The system consists of three high-speed power winches, which can be mounted
indoors (in a sports centre, perhaps) or outdoors (on specially constructed posts or towers.
The three winches form an equilateral triangle, and the cables join at a single point where a special connection fixture is attached. Descending from the fixture is a length of webbing, with a carabiner on the end. Also on the fixture is a ring of infrared transponders, pointing downwards; above, a multifaceted laser reflector.
The position of the fixture in x,y and z planes is constantly determined by pulsed scanning lasers fixed above the winch positions. This means the fixture can be triangulated with extreme accuracy.
The user wears a helmet with IR reflectors on the upper surface. This means the fixture can constantly and accurately determine the position of the user with respect to the fixture.
In operation, the user dons the helmet and a fall-arrest webbing harness. Pressing a button on the remote control causes the carabiner to be lowered so that it can be hooked onto the harness loop.
The would-be rider then pushes the "activate" button. The winches retract so as to remove all slack from the webbing, but not to place any tension on it.

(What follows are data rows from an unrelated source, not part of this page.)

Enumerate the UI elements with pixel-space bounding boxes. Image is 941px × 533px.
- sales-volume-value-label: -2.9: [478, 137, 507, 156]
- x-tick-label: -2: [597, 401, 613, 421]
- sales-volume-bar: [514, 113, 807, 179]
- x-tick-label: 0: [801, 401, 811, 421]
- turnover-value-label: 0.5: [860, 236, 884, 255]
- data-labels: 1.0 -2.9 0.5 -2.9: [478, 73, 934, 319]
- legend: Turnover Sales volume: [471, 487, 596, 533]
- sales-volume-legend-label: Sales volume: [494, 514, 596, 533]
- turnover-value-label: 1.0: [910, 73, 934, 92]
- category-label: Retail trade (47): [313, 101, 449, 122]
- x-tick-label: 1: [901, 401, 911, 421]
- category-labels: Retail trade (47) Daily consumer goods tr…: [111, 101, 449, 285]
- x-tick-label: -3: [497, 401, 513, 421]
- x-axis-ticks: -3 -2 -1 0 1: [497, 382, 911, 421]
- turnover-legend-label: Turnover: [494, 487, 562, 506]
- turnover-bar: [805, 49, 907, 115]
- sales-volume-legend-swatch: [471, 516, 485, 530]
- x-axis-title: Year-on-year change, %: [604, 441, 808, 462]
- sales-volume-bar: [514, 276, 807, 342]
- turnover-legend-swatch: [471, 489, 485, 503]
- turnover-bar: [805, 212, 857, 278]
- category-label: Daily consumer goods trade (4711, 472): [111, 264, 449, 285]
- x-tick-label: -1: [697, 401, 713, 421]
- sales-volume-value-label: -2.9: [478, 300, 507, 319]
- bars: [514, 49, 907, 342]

The rider mounts the unicycle; their change of position is immediately detected, and the winches reel in further, keeping the webbing at the right length.
As the rider moves around, the winches reel in or out as required, always keeping the slack out of the link webbing, but never applying tension, the fixture always being positioned directly above the suspension point of the harness by coordinating the data from the lasers on the winches and the IR scanners aimed at the rider's hat, and possibly shoulder pads.
The rider is in fact unaware that the system is operating ... until they fall off.
At this point, the system is triggered by their sudden acceleration, and reels out - but slowly. The support strap goes taut, supporting the rider, but does not "snatch".
The unicycle crashes to the ground, and a few seconds later the rider is gently lowered onto their feet nearby, ready for another go.